Law school affirmative action in doubt: 5th Circuit ruling strikes down University of Texas admissions preferences

May 01, 1996 − by McGuire − in News − Comments Off

By Henry J. Reske

The ABA Journal, May 1, 1996

A federal appeals court has struck down a law school admissions policy that gave preferences to racial minorities, in a ruling that could jeopardize affirmative action programs at universities across the country.

The 5th U.S. Circuit Court of Appeals based in New Orleans held in Hopwood v.

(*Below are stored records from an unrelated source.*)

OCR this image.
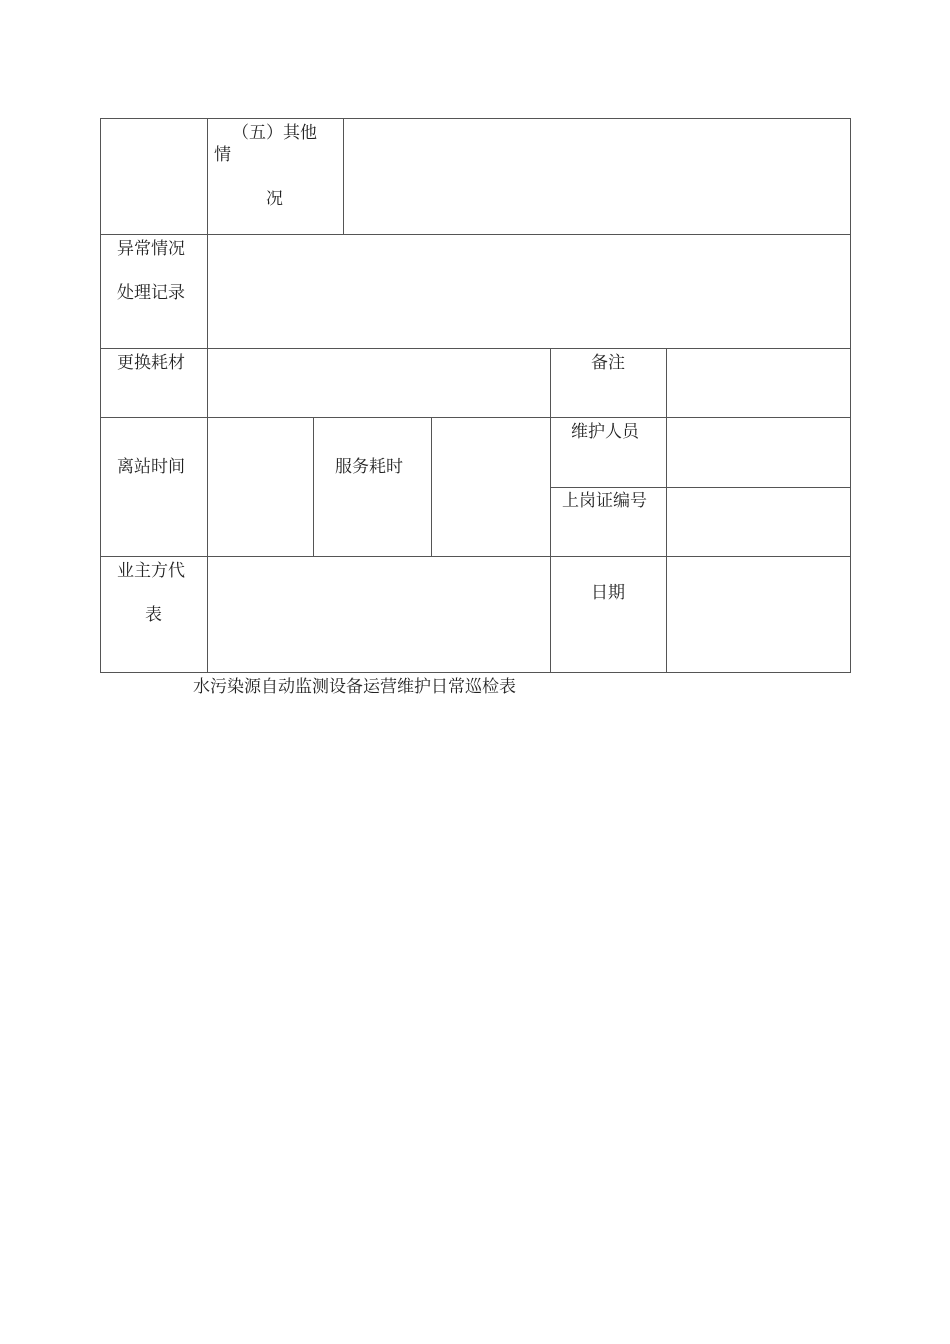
（五）其他
情
况
异常情况
处理记录
更换耗材	备注
离站时间	服务耗时
维护人员
上岗证编号
业主方代
表
日期
水污染源自动监测设备运营维护日常巡检表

Texas, No. 94-50569, that neither the 14th Amendment nor Supreme Court precedent allows the University of Texas School of Law to grant admissions preferences to blacks and Hispanics.

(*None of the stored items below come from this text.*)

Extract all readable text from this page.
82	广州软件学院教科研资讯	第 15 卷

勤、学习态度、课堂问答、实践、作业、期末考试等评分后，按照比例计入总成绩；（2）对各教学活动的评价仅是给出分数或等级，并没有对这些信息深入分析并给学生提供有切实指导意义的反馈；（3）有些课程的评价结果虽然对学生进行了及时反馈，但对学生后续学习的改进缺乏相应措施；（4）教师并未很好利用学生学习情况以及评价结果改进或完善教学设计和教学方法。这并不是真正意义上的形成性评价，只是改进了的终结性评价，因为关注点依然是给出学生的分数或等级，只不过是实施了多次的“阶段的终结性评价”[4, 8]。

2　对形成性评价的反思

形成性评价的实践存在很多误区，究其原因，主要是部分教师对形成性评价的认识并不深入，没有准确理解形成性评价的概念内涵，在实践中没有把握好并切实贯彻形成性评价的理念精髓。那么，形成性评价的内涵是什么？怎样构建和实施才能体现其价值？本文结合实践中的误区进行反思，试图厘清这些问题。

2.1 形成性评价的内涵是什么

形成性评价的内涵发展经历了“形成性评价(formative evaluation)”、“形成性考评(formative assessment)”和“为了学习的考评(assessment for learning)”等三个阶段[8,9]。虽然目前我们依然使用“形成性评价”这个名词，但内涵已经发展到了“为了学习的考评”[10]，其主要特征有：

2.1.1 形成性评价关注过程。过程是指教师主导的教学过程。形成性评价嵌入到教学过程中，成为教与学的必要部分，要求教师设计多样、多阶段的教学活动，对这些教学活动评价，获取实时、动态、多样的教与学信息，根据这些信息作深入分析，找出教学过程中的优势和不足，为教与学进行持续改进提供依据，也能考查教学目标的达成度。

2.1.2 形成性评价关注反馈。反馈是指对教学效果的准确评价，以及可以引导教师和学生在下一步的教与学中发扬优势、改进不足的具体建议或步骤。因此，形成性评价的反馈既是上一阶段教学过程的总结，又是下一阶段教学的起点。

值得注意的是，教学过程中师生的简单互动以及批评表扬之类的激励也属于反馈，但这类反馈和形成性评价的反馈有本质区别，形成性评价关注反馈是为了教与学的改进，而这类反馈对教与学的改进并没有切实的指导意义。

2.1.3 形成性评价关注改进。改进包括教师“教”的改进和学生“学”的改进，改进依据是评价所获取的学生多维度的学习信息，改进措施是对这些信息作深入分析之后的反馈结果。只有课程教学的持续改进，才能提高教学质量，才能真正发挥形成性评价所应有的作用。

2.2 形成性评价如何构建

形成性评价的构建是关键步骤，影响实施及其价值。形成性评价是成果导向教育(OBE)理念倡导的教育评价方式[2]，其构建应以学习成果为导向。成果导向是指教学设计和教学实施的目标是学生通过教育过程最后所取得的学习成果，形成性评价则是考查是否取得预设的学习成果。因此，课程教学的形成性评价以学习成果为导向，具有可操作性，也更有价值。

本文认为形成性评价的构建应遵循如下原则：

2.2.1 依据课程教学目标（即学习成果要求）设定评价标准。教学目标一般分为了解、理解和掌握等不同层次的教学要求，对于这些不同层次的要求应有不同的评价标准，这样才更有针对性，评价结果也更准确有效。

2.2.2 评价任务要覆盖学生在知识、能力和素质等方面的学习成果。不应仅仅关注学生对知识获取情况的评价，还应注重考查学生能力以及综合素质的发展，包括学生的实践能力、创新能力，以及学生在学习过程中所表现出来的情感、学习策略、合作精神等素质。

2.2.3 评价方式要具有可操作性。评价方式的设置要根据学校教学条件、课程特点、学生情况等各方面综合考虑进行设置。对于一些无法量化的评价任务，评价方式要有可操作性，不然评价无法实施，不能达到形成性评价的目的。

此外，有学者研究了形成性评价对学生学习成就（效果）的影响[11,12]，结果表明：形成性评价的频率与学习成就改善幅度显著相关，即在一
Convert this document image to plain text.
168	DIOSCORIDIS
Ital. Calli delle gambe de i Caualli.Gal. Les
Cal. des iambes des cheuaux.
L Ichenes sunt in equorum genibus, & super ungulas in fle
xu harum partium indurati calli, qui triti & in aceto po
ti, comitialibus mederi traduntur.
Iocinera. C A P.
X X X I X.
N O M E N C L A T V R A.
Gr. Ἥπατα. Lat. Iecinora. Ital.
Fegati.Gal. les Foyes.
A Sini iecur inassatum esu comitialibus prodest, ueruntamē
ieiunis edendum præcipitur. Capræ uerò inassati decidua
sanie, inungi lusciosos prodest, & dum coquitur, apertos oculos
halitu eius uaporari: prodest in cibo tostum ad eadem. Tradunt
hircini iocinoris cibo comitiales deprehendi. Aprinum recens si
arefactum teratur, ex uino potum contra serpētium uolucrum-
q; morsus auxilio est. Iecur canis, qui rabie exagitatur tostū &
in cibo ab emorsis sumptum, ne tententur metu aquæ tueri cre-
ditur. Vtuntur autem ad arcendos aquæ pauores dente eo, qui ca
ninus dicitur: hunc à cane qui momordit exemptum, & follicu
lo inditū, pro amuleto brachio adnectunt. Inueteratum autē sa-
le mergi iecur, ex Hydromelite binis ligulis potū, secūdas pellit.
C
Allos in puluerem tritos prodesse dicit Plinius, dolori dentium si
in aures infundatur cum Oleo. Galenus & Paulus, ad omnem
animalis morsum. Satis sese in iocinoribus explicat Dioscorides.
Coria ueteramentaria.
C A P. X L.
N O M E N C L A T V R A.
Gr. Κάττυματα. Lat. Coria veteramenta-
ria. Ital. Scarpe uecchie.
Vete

Writing for a three-judge panel, Judge Jerry E. Smith of Houston said in the March 18 ruling that the law school may not use race-based admissions for reasons such as achieving a diverse student body or remedying past discrimination by bodies other than the law school.

Impact Nationwide

While the 5th Circuit consists of Louisiana, Mississippi and Texas, the impact of the opinion could be more far-reaching, says Michael McDonald, president of the Center for Individual Rights in Washington, D.C., which aided the plaintiffs. “At a minimum it will force every college, every medical school, every law school … to review their procedures,” he says.

The decision follows a series of assaults on affirmative action.

The University of California plans to end racial preferences in admissions, and other states are considering similar moves. In a ruling cited by the Hopwood court, the 4th U.S. Circuit Court of Appeals, based in Richmond, Va., struck down the use of race-based scholarships in Podberesky v. Kirwin, 38 F.3d 147 (1994), cert denied. Even President Clinton has supported the review of federal affirmative action programs.

The attorneys for the lead plaintiff in the case, Cheryl Hopwood, say she is happy with the decision. She worked her way through undergraduate school and had a handicapped child who, according to published reports, has since died. Hopwood and three other plaintiffs contend they would have been admitted to the school in 1992 if they had been minorities.

UT suspended admissions for all its programs while it assessed the ruling. Texas Attorney General Dan Morales says he will appeal the decision with the pro bono help of Harvard law professor Laurence Tribe.

The ruling reverses an August 1994 district court decision that endorsed the use of race in admissions, yet struck down the specific procedure used by the Texas law school. (See “$ 1 Damages for Reverse Bias Plaintiffs,” November 1994 ABA Journal, page 24.)

“We believe that it’s a strong opinion that certainly clarifies the law on when a state can employ racial preferences,” says McDonald. “Beyond that, it vindicates the position we have been taking in litigation in the last four years in every respect. We’re extremely satisfied.”

John C. Jeffries Jr., the associate dean for academic affairs at the University of Virginia Law School, says it is too early to tell how significant the ruling will be. He says some schools may shift their policies because of it while others may take a wait-and-see attitude.

Jeffries was a clerk for former Justice Lewis Powell, who cast the pivotal vote in Regents of the University of California v. Bakke, 438 U.S. 265 (1978), holding that universities may consider race as one factor in admissions decisions but may not set quotas. Powell’s opinion recognized diversity in higher education as a sufficient state interest.

Jeffries believes the matter will come before the Supreme Court again. “It’s not a very big deal right now to anyone outside the 5th Circuit,” he says of Hopwood. “If applied nationwide it would be a … big deal indeed.”

While noting the significance of Bakke, Smith’s opinion stated that subsequent Supreme Court case law indicates diversity is not adequate justification for affirmative action. Only “Justice Powell’s lonely opinion in Bakke” would suggest otherwise, he said. Judge Jacques Wiener, in concurrence, said the court need not resolve the diversity question for plaintiffs to prevail.

In particular, Smith quoted Justice Clarence Thomas’ concurrence in Adarand Constructors Inc. v. Pena, 115 S. Ct. at 2119, that “the diversity rationale is inadequate to meet strict scrutiny.” Adarand applied that high standard to federal set-aside programs for minorities.

The appeals court said that for Texas’ admissions scheme to pass muster, the state Legislature would have to determine the nature of any continuing effects of segregation and carefully limit the “plus” given to applicants to remedy the harm.

“A broad program that sweeps in all minorities with a remedy that is in no way related to past harms cannot survive constitutional scrutiny,” the court said.